The case farthest along is the Southern California Edison demand for refunds of taxes the utility paid on coal imported to Nevada and burned at its Southern Nevada generating station.
The company originally sought refunds totaling $36 million, arguing the use tax “does not apply to the use or consumption of property acquired outside of Nevada in a transaction that would not have been a taxable sale if it had occurred within Nevada.”
NV Energy filed a similar refund case for coal it burns at the Valmy and Reid-Gardner power plants.
With years of interest added on at a rate of 7 percent, the total amount the state would have to pay on those two claims if it loses in court is now about $138 million, according to Deputy Director of Taxation Chris Nielsen.

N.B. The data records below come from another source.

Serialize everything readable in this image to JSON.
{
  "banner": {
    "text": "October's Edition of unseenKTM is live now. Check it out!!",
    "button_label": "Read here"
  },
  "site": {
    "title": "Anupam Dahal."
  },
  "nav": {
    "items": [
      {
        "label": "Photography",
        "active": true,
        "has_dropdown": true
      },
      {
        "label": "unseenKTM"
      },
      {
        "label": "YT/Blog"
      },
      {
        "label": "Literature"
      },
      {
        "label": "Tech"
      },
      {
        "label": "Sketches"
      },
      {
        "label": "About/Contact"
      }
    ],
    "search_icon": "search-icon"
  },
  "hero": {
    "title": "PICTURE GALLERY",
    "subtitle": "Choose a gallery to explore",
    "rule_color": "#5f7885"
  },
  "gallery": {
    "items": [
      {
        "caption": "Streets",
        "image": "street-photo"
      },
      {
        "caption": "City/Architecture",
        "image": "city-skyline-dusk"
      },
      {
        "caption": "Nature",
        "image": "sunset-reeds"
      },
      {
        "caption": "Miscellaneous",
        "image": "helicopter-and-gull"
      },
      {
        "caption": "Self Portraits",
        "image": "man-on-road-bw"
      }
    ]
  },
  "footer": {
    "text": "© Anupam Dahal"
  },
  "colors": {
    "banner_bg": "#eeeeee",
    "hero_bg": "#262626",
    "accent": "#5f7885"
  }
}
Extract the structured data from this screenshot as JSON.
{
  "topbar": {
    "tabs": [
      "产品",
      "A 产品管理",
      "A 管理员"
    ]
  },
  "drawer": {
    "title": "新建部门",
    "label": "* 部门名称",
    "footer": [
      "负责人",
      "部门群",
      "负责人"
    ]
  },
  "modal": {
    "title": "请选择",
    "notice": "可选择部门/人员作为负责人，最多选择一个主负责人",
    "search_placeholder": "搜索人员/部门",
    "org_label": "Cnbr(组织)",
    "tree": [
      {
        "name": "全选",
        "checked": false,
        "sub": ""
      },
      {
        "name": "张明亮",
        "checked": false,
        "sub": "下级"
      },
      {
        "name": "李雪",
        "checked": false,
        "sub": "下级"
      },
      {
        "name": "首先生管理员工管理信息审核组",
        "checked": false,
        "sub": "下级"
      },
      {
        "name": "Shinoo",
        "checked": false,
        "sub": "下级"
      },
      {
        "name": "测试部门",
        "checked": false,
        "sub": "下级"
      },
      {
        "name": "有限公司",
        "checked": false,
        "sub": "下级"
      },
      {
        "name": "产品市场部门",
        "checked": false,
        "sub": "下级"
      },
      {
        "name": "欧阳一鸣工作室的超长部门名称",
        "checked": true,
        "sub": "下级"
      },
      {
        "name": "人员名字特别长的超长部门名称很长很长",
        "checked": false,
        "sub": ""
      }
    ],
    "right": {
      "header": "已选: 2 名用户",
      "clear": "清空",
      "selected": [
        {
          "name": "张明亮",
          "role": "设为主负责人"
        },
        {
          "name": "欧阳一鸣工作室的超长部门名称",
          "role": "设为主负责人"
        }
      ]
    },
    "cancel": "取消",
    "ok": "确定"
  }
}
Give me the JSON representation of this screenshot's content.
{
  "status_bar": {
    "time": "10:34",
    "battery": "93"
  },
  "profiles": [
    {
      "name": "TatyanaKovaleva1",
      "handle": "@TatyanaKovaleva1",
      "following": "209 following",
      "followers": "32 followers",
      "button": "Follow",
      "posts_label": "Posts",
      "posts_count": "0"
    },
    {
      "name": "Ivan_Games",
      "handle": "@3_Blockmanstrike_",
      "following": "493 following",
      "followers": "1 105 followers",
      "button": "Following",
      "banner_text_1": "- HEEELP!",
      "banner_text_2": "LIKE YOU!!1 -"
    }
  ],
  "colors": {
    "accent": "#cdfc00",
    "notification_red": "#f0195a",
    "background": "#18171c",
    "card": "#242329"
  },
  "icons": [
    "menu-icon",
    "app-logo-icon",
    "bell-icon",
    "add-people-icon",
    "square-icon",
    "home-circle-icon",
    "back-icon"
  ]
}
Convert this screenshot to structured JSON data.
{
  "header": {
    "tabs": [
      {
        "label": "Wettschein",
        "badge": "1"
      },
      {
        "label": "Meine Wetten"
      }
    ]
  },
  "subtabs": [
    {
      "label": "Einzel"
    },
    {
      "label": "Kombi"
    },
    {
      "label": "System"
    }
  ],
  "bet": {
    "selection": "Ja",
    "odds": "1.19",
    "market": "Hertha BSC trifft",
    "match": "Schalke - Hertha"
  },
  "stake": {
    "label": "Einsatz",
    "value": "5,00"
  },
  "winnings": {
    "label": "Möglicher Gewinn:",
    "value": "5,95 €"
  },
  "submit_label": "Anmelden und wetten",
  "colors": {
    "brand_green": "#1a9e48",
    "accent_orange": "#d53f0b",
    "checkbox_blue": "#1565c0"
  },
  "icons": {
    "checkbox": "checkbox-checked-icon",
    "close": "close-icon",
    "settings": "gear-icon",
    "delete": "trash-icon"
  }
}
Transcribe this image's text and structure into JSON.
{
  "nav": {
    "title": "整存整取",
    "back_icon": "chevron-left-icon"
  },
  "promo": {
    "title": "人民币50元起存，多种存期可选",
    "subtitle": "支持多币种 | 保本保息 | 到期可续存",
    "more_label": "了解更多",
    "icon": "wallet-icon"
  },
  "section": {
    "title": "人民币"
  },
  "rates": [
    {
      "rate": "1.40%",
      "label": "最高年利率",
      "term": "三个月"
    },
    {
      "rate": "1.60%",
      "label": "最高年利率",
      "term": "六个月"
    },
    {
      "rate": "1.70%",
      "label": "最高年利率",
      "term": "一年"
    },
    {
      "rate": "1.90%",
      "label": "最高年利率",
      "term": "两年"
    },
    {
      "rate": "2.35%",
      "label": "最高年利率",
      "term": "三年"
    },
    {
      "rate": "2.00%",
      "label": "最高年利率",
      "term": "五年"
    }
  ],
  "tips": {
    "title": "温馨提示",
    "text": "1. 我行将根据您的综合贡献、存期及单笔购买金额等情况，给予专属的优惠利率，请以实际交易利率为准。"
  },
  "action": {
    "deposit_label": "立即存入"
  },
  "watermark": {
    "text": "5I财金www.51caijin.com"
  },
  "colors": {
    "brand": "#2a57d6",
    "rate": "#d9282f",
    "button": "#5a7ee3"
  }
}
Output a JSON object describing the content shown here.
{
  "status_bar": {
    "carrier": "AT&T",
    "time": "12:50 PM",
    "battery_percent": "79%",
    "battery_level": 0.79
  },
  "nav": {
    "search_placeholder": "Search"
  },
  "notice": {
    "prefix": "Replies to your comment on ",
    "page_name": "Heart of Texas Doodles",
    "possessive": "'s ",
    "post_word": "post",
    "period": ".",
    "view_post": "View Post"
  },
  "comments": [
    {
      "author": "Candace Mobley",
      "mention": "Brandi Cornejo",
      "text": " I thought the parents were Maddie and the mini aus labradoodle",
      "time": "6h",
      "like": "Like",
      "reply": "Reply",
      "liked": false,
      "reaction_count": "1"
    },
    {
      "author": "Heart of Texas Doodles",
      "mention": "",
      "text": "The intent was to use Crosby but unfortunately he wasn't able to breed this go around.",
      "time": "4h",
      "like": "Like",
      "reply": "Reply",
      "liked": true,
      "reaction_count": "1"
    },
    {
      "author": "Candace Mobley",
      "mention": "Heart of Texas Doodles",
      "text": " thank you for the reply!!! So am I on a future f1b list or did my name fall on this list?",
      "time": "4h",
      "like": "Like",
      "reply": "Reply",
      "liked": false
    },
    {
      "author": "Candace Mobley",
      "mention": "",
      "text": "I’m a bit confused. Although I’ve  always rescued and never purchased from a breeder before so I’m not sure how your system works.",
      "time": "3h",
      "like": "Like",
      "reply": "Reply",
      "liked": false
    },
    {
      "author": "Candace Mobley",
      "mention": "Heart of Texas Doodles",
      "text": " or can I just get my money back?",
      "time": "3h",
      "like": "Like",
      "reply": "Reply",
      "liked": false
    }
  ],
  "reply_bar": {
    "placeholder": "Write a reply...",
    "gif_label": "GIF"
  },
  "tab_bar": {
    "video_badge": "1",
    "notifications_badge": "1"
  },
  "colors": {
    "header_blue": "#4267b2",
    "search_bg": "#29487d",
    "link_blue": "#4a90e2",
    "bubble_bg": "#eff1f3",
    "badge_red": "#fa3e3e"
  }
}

That issue, however, isn’t the largest potential bill Nevada faces. As a result of the Supreme Court’s decision saying the state can’t collect sales tax on free meals Nevada resorts provide to employees and high rollers, the state could be forced to pay back more than $210 million to a long list of casinos.
The newest case on the list, however, was filed by Harrah’s seeking refunds of sales taxes paid when they purchased three aircraft. When interest is added to the $8.5 million originally paid in sales taxes on the planes, the state would owe some $10.4 million.
The Southern California Edison case is currently before Judge Todd Russell in Carson District Court. No hearing is scheduled at this point. The Nevada Tax Commission originally approved the award for Southern California Edison but the Nevada Supreme court tossed it out because the commission violated Nevada’s open meeting law by hearing the entire case behind closed doors.
The Sparks Nugget originally challenged the sales tax it had been paying on comp meals and won a judgment from the Nevada Supreme Court saying that it no longer had to pay the tax.
Following that opinion, a long list of casinos which had been providing comp meals to customers and employees demanded refunds for the taxes they had been paying. Neilsen said the total could surpass $210 million.
The Harrah’s petition for a refund of sales taxes paid on three corporate aircraft was rejected by the Tax Commission. The company went to court arguing the planes were in continuous use in interstate commerce before they were brought to Nevada. They argue since the planes were taken to other states before being stationed in Nevada, no Nevada tax is owed on them and Harrah’s is entitled to the refunds.